How an incineration tax changes waste management practices among firms
L. De Weerdt, S. De Jaegher, T. Compernolle, S. Van Passel
Sustainable management of industrial plastic waste is crucial in the transition to a circular economy. Today, most industrial plastic waste is incinerated, whereas it could be recycled. As a consequence, governments increasingly make use of incineration taxes to improve current waste management practices. This paper presents an econometric panel analysis that studies the effects of an incineration tax on industrial plastic waste in Flanders (Belgium).

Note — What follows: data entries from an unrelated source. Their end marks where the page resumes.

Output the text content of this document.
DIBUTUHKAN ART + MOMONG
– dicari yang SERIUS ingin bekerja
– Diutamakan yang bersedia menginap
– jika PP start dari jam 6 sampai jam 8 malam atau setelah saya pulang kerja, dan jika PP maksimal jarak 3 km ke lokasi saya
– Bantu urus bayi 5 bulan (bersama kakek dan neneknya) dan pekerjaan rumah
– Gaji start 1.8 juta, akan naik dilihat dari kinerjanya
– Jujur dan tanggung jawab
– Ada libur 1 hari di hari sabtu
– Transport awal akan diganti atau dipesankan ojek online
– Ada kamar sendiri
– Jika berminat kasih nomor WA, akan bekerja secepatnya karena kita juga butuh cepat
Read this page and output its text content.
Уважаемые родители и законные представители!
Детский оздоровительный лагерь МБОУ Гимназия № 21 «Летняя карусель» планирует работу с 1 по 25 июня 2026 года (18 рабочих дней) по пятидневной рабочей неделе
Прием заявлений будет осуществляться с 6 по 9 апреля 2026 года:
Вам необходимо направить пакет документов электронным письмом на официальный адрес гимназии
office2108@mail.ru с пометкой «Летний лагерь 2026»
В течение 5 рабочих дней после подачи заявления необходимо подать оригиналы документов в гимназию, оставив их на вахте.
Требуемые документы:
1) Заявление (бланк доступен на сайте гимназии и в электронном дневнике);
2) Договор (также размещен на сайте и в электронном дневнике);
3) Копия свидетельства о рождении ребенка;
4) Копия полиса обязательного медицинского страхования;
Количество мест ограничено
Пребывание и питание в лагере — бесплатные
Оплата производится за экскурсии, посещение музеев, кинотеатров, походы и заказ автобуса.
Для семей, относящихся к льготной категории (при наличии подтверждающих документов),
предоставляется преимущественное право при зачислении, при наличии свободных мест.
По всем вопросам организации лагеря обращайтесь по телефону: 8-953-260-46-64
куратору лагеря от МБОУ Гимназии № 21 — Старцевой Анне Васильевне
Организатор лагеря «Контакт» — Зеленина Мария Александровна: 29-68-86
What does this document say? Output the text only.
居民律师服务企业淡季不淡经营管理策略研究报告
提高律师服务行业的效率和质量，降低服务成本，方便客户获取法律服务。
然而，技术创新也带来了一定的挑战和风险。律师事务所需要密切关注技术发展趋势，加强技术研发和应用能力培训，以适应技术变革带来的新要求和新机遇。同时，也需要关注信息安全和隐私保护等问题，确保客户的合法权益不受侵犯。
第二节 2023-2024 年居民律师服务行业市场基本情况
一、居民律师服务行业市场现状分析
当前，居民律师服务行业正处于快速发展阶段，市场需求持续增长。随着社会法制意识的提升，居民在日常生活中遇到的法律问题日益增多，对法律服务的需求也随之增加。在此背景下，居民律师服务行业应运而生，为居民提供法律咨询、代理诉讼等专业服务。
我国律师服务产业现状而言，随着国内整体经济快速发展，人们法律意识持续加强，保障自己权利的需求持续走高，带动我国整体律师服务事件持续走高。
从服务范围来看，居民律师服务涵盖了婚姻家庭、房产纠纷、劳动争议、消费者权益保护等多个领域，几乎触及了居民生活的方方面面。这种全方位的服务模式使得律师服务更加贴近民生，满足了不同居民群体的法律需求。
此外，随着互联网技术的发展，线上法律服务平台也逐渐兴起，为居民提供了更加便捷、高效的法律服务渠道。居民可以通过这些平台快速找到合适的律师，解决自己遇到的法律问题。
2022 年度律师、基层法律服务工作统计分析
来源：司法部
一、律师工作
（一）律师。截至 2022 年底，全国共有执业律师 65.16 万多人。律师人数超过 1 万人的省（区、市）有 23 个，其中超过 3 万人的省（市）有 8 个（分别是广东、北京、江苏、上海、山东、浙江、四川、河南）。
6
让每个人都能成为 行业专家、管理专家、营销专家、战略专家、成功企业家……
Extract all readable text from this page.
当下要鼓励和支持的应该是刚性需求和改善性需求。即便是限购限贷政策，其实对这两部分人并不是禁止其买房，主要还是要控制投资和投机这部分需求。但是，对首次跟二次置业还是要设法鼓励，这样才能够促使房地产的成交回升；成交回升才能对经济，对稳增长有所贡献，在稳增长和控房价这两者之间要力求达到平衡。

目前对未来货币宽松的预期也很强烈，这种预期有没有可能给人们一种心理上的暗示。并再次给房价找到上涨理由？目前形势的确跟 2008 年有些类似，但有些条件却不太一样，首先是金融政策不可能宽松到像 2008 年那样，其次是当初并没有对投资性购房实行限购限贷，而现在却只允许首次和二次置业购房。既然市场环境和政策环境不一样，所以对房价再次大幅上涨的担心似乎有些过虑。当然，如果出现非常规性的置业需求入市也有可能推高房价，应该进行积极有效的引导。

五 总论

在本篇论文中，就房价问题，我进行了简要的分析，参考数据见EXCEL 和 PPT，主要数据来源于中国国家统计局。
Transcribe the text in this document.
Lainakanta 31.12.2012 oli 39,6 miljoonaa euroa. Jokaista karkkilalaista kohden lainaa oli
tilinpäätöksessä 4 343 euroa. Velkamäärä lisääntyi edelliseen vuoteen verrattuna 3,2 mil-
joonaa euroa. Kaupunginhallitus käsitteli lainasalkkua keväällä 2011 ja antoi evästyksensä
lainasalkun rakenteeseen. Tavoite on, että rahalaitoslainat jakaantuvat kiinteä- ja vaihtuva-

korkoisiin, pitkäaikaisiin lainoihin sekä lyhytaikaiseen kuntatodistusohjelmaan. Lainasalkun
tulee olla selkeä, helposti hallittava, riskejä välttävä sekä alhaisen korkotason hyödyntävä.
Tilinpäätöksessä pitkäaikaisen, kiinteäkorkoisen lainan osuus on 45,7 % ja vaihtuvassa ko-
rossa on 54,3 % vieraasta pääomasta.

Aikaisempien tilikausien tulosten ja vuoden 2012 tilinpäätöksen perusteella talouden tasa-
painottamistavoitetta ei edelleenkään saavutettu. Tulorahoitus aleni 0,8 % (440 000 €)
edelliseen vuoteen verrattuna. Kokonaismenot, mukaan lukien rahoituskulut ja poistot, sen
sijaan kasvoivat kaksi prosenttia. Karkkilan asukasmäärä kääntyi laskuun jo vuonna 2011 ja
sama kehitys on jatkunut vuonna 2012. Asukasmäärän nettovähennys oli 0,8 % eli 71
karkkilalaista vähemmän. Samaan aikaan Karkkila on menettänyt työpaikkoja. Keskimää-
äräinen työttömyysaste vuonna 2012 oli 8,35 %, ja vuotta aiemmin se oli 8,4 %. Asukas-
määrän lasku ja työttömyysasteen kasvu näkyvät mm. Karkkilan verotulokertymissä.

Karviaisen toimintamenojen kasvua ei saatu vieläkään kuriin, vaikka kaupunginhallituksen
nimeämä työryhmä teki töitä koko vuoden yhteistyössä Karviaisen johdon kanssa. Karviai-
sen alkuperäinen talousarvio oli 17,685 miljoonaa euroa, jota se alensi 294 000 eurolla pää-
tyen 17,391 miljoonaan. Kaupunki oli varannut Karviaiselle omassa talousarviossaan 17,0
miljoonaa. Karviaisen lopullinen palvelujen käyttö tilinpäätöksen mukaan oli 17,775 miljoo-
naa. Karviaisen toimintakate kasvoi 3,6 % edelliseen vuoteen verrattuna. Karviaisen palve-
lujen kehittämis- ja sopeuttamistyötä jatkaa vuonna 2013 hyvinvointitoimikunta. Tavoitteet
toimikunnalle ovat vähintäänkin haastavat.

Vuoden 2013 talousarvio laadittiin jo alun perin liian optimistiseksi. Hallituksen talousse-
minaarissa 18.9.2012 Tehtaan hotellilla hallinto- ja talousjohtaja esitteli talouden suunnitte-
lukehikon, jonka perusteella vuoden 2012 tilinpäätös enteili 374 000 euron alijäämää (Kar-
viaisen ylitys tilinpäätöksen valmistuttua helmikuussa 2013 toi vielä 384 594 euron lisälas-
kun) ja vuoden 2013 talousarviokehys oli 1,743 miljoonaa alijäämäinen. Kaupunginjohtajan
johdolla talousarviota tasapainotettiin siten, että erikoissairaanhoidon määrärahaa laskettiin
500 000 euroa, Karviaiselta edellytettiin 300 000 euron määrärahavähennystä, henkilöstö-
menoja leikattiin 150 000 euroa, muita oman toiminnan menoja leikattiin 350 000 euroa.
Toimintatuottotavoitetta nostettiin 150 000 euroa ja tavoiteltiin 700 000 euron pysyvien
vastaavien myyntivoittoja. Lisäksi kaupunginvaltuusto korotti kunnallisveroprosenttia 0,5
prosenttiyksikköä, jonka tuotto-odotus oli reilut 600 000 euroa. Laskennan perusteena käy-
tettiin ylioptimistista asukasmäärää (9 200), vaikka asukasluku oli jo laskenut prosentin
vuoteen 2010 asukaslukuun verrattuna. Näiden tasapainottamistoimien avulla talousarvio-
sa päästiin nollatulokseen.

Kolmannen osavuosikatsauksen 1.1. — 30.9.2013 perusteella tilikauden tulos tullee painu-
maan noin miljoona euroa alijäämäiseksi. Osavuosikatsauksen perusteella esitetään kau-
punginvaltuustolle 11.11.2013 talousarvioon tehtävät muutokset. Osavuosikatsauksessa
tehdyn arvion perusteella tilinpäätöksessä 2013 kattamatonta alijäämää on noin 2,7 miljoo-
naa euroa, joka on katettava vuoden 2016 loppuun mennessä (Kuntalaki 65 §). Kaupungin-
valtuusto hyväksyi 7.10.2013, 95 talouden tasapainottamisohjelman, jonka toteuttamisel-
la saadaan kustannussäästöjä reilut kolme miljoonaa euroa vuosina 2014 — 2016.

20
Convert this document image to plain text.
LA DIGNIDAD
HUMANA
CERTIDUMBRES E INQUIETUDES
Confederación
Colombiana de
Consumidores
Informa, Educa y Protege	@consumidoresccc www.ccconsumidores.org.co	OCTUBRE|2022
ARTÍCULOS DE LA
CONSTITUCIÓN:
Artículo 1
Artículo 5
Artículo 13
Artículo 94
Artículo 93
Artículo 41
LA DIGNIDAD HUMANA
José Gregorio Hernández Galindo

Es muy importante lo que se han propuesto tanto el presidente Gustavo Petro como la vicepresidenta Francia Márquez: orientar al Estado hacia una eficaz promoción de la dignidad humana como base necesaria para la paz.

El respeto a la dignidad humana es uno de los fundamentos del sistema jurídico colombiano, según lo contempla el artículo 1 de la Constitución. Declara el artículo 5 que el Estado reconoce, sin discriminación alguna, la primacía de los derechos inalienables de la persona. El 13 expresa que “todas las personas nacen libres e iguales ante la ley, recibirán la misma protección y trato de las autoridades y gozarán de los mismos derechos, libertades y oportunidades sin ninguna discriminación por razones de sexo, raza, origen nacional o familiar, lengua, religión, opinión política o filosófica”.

Not only is this study the first econometric analysis on industrial plastic waste management in which firm heterogeneity is explicitly taken into account by including firm-specific characteristics, but this study also provides policymakers with insights into the effectiveness of an incineration tax to change current waste management practices. Empirical estimates imply that heterogeneous firms generate industrial plastic waste in different ways and that heterogeneous firms reduce their waste generation in different ways after the incineration tax rate increases. The estimates also show that the unique decrease of the incineration tax in 2007, did not change waste management practices. These estimates show that firms do not disinvest or indicate that loss aversion theory, i.e. a preference for avoiding losses over acquiring equivalent gains,might apply to firm s that are faced with environmental taxation in a waste management context.